What we've got is the usual arbitrary blob in space, which has a dipole moment per unit volume $$\vec{P}$$. We want to know what the potential is due to this blob.

For a simple dipole $$\vec{p}$$ we have
$$V (\vec{r}) = \frac{1}{4 \pi \epsilon_0 } \frac{\hat{\mathcal{R}} \cdot \vec{p}}{\mathcal{R}^2}$$

Where $$\mathcal{R}$$ is the vector from the dipole to the point at which we are evaluating the potential.
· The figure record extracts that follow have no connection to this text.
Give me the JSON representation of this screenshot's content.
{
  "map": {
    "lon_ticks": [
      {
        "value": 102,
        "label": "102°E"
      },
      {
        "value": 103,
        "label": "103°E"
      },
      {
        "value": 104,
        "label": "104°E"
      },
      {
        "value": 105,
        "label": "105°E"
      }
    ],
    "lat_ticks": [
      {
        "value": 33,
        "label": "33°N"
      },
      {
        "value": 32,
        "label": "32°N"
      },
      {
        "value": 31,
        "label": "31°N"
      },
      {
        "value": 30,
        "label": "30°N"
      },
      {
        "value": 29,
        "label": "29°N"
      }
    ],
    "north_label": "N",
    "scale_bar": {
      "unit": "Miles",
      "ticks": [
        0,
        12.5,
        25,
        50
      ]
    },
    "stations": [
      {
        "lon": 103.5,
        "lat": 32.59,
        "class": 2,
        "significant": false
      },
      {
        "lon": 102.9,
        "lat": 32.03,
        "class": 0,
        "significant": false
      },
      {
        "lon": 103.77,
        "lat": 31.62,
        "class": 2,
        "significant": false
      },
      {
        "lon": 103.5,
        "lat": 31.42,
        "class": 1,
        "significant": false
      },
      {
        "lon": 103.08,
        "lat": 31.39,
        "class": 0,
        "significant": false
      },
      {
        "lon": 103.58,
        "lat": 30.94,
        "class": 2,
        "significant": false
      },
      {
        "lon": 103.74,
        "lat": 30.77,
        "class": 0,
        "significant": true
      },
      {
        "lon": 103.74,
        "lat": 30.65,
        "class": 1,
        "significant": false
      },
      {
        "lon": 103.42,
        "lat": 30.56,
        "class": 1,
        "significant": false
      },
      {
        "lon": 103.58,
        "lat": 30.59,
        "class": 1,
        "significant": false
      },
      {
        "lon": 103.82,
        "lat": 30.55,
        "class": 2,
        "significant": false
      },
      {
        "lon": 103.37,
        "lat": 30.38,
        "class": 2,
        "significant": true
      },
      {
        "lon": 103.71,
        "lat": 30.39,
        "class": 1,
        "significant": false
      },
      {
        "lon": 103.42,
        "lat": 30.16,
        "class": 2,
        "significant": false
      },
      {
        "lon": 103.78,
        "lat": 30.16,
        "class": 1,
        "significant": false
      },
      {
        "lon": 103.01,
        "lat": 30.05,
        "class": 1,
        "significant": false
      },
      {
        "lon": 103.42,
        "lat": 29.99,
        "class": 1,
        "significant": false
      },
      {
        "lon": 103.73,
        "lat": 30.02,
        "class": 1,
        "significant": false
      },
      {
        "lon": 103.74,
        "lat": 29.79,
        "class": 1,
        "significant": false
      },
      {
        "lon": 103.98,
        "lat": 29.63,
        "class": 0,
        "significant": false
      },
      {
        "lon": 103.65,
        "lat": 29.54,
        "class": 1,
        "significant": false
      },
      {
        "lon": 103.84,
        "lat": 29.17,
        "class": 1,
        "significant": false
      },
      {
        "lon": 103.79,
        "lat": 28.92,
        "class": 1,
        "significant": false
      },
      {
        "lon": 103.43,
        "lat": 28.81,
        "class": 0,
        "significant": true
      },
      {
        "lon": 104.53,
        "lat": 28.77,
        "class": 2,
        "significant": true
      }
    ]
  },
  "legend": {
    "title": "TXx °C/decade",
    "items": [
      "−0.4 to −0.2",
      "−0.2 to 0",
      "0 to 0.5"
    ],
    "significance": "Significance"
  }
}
So in our case we have a dipole moment
$$\vec{p} = \vec{P} d \tau'$$ in each volume element $$d \tau'$$ so the total potential is:

$$V(\vec{r}) = \frac{1}{4 \pi \epsilon_0} \int_\mathcal{V} \frac{ \hat{\mathcal{R}} \cdot \vec{P}( \vec{r}') }{\mathcal{R}^2} d \tau '$$

Now he states that
$$\nabla ' \left( \frac{1}{\mathcal{R}} \right) = \frac{\hat{\mathcal{R}}}{\mathcal{R}^2}$$
where the differentiation is with respect to the source coordinates $$(\vec{r}')$$

To me, this isn't very clear but I reckon that we've got an origin. We want the potential at point $$\vec{r}$$ from the origin. Now we have a dipole at position $$\vec{r} '$$. And we are told that our point is at $$\vec{ \mathcal{R} }$$ from the dipole.
So that surely $$\vec{\mathcal{R}} = \vec{r} - \vec{r}'$$

9. Sep 7, 2007

### christianjb

It's a simple sign change when you diff wrt the axis coordinates.

In 1D- moving the origin 1 unit to the left has the effect of increasing all x values by 1. Thus the signs are reversed.